Apenas nessa mudança da posição afirmativa do eu-lírico é que teremos a qualificação do
objeto, que é feita por intermédio de construções oximóricas para dar significação do
inusitado da vida [o oxímoro é figura de linguagem barroca que servia, à época do
descobrimento, para tentar dar conta do indizível, do inusitado, etc, que as expressões das
línguas dos conquistadores não davam conta].
- já os versos 11 e 12 encerram o segundo momento, ou momento intermediário, ou seja:
presente do indicativo. Como não há localização possível, versos 1 / 10, só resta ao eu-lírico
dizer com que objetivo faz a busca. Faz, assim, a inversão: objeto vira sujeito e o sujeito vira
objeto. Trata-se, enfim, da visão especular, tão cara à Narciso no mito: no poema essa visão
especular dá mostras de ser uma infindável busca, cujo fim reside no eterno procurar.

- o verso 13, fechando o poema, é trabalhado, na seqüência temporal, no pretérito perfeito.
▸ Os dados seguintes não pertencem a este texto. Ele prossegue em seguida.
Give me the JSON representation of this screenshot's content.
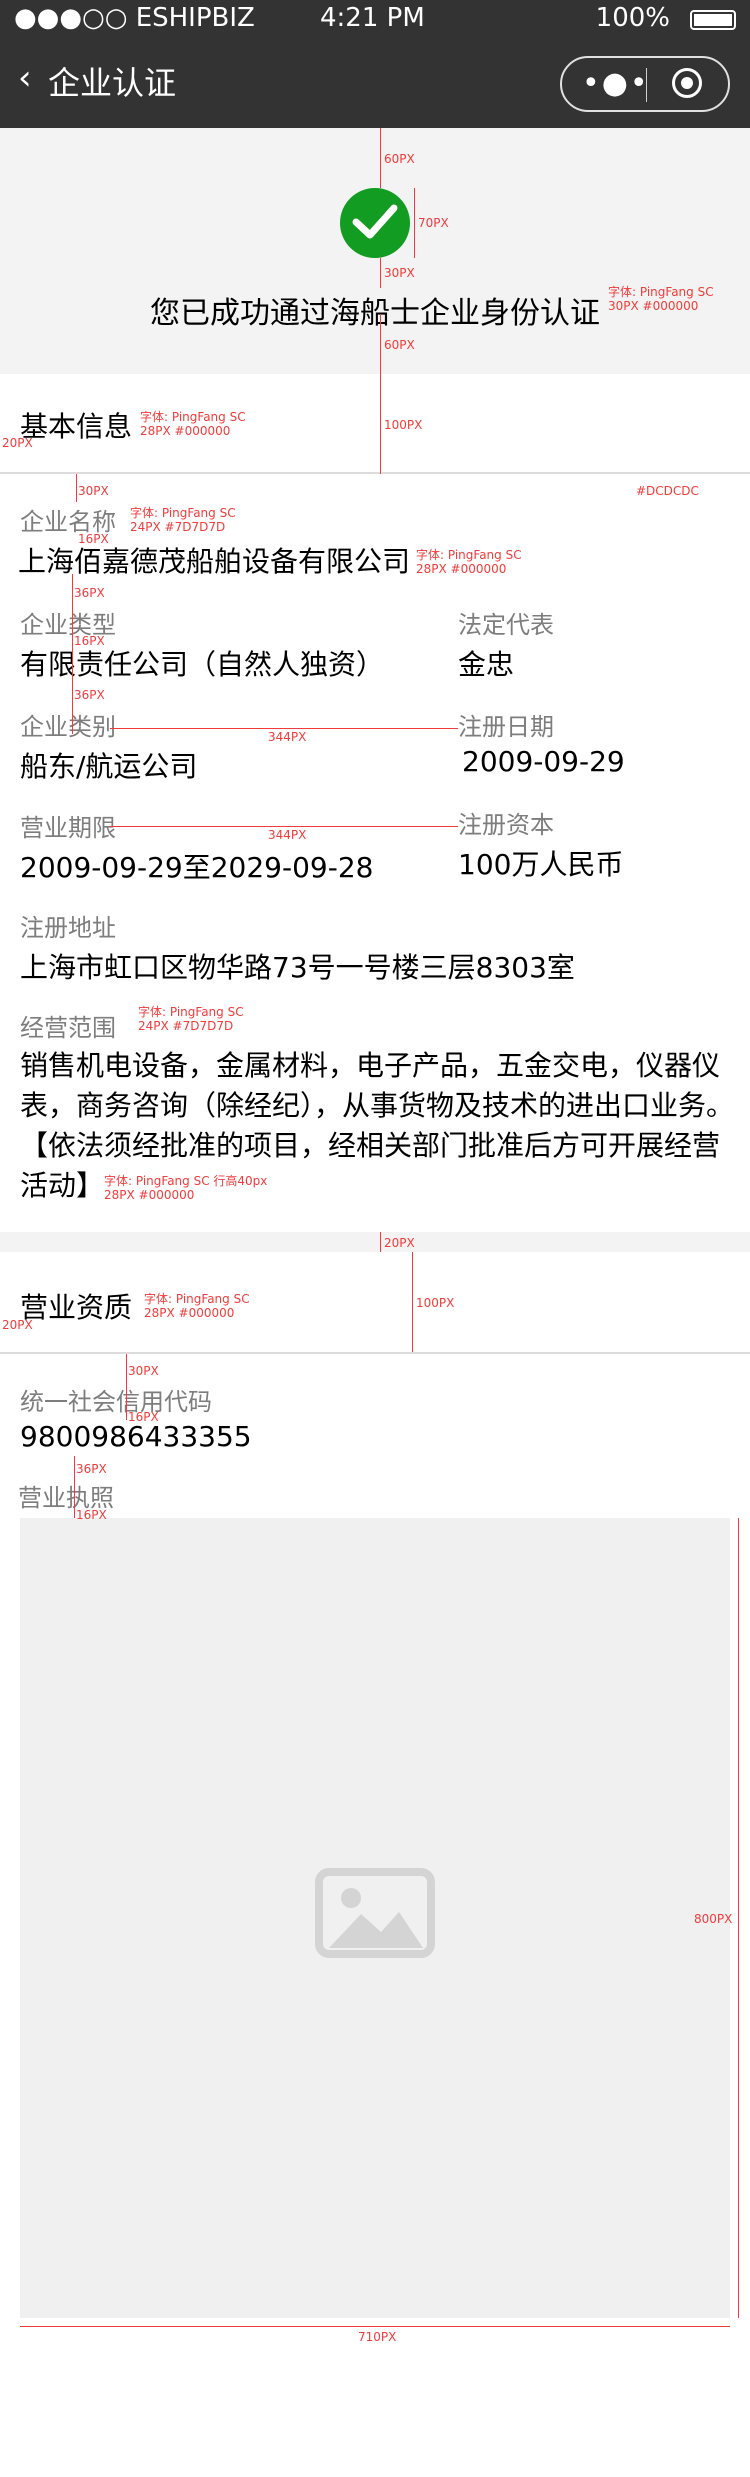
{
  "status_bar": {
    "carrier": "●●●○○ ESHIPBIZ",
    "time": "4:21 PM",
    "battery": "100%"
  },
  "navbar": {
    "back_icon": "‹",
    "title": "企业认证"
  },
  "hero": {
    "message": "您已成功通过海船士企业身份认证"
  },
  "basic_info": {
    "title": "基本信息",
    "company_name_label": "企业名称",
    "company_name": "上海佰嘉德茂船舶设备有限公司",
    "company_type_label": "企业类型",
    "company_type": "有限责任公司（自然人独资）",
    "legal_rep_label": "法定代表",
    "legal_rep": "金忠",
    "category_label": "企业类别",
    "category": "船东/航运公司",
    "reg_date_label": "注册日期",
    "reg_date": "2009-09-29",
    "term_label": "营业期限",
    "term": "2009-09-29至2029-09-28",
    "capital_label": "注册资本",
    "capital": "100万人民币",
    "address_label": "注册地址",
    "address": "上海市虹口区物华路73号一号楼三层8303室",
    "scope_label": "经营范围",
    "scope": "销售机电设备，金属材料，电子产品，五金交电，仪器仪表，商务咨询（除经纪），从事货物及技术的进出口业务。【依法须经批准的项目，经相关部门批准后方可开展经营活动】"
  },
  "qualification": {
    "title": "营业资质",
    "credit_code_label": "统一社会信用代码",
    "credit_code": "9800986433355",
    "license_label": "营业执照"
  },
  "annotations": {
    "a60": "60PX",
    "a70": "70PX",
    "a30": "30PX",
    "a60b": "60PX",
    "font_hero": "字体: PingFang SC",
    "font_hero_size": "30PX #000000",
    "font_title": "字体: PingFang SC",
    "font_title_size": "28PX #000000",
    "a20": "20PX",
    "a100": "100PX",
    "divider_color": "#DCDCDC",
    "a30b": "30PX",
    "font_label": "字体: PingFang SC",
    "font_label_size": "24PX #7D7D7D",
    "a16": "16PX",
    "font_value": "字体: PingFang SC",
    "font_value_size": "28PX #000000",
    "a36": "36PX",
    "a16b": "16PX",
    "a36b": "36PX",
    "a344": "344PX",
    "a344b": "344PX",
    "font_label2": "字体: PingFang SC",
    "font_label2_size": "24PX #7D7D7D",
    "font_scope": "字体: PingFang SC    行高40px",
    "font_scope_size": "28PX #000000",
    "a20c": "20PX",
    "font_title2": "字体: PingFang SC",
    "font_title2_size": "28PX #000000",
    "a20d": "20PX",
    "a100b": "100PX",
    "a30c": "30PX",
    "a16c": "16PX",
    "a36c": "36PX",
    "a16d": "16PX",
    "a800": "800PX",
    "a710": "710PX"
  }
}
A


pergunta exprime a intensa persecução do eu-lírico, cuja conclusão tem sido o descolamento
do decalque em relação ao original. A palavra essência segue, justamente, nessa cadeia de
significação: aquilo que constitui a natureza das coisas. Neste caso específico, indefinível, não-
encontrável, impossível de ser apreendido.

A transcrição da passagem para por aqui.